In the demo provided by Alon, it showed a new single column table being populated with numbers, a new index being created, with the bytes, the number of extents and blocks in the index “segment” listed from user_segments. The index was immediately shrunk and indeed the bytes and the number of blocks reduced, but the number of extents remained the same.

It’s all I needed, I immediately had the answer to the question (as indeed I now knew exactly what was meant by the question).

The tablespace in question must have been a ASSM tablespace and it was only the size of the index “segment” that had reduced, not the size of the index structure. The index structure however would be exactly the same size as it had previously, with the index just as “efficient” as it had been previously.

Indeed, the Shrink Space command would have gone through the index structure and ultimately would have had nothing to do as each leaf block within the index was packed as efficiently as possible (based on whatever PCTFREE value is set).

BUT, there may very well be some blocks within the last allocated extent that may not yet have been used within the index structure. They currently belong within the last extent assigned to the index segment, but they’re currently above the High Water Mark (HWM) of the segment.

Now, if the tablespace were uniformly managed, then these “unused” blocks can’t be de-allocated and returned to the tablespace, because the extents within the tablespace  need to remain uniform. Therefore there would be no effect of the Shrink Space command on such a segment.

BUT if the tablespace was ASSM with autoallocate, then the extents are controlled and managed by Oracle and can differ in size, both within the tablespace and for a specific segment. Therefore the Shrink Space command can “trim” off the unused blocks in the last extent.

Note if the segment was created with too large a Minextents value and not all the allocated extents have been used, a Shrink Space command could deallocate space from more than one extent, including a Uniform tablespace, but only if entire extents currently exisit above the HWM.

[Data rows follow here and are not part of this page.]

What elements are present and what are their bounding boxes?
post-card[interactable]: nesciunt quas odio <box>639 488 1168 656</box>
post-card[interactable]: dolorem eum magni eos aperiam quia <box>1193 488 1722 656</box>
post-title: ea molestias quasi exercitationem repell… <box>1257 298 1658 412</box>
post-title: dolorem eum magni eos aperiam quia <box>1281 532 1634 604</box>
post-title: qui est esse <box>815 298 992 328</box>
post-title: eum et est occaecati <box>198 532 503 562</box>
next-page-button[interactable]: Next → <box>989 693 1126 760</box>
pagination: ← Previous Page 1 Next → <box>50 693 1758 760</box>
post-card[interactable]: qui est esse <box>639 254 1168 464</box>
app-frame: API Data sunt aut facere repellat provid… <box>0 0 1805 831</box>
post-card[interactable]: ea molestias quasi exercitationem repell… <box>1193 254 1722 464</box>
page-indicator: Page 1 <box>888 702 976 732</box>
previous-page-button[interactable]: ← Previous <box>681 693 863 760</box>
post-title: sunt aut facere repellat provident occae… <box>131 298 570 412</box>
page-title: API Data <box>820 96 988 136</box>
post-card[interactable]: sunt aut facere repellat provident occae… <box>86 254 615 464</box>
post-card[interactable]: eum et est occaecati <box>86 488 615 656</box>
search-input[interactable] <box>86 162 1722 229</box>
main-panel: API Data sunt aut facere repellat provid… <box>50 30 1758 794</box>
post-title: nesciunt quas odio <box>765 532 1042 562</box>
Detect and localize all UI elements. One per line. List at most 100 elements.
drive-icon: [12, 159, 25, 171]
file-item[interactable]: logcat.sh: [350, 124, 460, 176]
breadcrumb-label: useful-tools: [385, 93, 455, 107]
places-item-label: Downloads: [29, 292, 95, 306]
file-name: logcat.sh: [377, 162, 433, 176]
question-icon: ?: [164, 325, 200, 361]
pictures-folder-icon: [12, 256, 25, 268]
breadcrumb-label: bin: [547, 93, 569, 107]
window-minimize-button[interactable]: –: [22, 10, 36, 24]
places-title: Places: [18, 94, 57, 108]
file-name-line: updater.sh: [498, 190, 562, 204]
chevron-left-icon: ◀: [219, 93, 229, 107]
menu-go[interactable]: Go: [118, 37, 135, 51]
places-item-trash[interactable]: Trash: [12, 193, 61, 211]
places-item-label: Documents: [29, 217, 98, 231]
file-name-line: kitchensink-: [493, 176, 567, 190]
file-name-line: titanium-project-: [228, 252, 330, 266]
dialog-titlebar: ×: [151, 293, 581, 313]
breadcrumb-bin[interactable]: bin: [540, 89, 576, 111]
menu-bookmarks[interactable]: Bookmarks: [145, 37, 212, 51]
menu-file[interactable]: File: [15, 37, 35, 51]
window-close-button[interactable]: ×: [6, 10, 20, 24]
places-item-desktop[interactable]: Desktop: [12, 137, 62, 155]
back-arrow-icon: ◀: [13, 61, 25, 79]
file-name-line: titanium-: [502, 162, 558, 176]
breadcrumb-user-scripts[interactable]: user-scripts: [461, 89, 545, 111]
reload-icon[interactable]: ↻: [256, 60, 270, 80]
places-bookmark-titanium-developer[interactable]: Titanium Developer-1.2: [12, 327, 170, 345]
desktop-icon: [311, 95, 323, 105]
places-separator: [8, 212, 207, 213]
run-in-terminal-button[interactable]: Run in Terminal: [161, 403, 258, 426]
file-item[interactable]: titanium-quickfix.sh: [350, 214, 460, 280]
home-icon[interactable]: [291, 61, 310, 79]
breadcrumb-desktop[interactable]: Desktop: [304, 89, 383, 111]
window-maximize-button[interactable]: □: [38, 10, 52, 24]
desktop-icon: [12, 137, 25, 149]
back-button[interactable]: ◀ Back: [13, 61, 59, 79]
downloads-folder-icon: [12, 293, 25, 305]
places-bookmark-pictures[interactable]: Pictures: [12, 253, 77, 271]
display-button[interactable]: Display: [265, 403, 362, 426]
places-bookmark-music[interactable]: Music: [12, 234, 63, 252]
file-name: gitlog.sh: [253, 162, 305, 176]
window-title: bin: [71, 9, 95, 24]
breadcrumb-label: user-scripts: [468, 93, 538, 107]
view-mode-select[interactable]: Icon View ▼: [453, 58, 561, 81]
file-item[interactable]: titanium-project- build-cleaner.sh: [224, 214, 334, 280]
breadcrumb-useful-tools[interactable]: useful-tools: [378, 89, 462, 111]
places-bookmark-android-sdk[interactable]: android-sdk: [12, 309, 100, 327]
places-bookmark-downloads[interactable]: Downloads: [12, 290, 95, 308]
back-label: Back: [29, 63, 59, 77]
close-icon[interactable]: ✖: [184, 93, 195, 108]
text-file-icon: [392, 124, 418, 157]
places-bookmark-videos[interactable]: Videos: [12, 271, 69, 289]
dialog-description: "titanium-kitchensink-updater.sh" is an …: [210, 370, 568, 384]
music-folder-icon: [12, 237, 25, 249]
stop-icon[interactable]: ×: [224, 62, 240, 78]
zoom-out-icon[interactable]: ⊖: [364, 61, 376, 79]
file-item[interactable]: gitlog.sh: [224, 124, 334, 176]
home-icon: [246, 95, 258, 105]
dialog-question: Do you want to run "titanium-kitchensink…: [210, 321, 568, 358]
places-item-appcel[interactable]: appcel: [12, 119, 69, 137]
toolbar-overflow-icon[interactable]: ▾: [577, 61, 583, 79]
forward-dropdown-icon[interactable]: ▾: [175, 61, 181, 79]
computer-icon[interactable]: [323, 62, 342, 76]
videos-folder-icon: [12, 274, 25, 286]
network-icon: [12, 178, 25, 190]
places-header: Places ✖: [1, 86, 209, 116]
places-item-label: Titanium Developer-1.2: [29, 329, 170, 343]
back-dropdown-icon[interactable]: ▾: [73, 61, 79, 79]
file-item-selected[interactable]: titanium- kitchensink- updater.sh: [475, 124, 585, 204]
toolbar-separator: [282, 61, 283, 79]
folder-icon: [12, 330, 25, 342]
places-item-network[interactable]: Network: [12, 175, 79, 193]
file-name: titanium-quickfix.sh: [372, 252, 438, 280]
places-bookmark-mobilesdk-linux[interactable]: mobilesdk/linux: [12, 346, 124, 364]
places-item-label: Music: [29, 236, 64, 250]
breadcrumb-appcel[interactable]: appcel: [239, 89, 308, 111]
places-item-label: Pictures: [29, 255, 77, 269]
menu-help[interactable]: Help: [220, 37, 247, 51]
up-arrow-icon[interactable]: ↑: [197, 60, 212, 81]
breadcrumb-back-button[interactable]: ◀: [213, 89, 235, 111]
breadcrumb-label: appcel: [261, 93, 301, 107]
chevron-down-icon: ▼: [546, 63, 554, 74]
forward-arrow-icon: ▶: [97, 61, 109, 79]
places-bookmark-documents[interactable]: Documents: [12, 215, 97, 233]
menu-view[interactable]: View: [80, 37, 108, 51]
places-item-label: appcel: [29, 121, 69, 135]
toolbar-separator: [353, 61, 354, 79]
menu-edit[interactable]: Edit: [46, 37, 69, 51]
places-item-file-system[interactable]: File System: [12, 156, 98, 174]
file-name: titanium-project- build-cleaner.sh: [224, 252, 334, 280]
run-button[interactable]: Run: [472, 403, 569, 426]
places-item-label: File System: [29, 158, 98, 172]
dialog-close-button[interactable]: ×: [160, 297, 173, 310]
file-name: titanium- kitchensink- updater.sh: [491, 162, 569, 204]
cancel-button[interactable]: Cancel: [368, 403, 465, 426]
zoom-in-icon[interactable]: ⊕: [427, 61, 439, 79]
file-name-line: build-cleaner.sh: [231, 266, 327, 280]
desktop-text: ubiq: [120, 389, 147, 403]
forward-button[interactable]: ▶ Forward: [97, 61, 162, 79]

This demo on Shrinking A Newly Created Index expands a little on the demo provided by Alon and shows how the last extent of a freshly created index in an ASSM LMT with autoallocate has been “trimmed” by the Shrink Space command, but has had no effect on an identical segment created in a Uniform LMT. In both examples however, the actual number of leaf blocks in the indexes remains the same as the index structures themselves are as efficient as can be.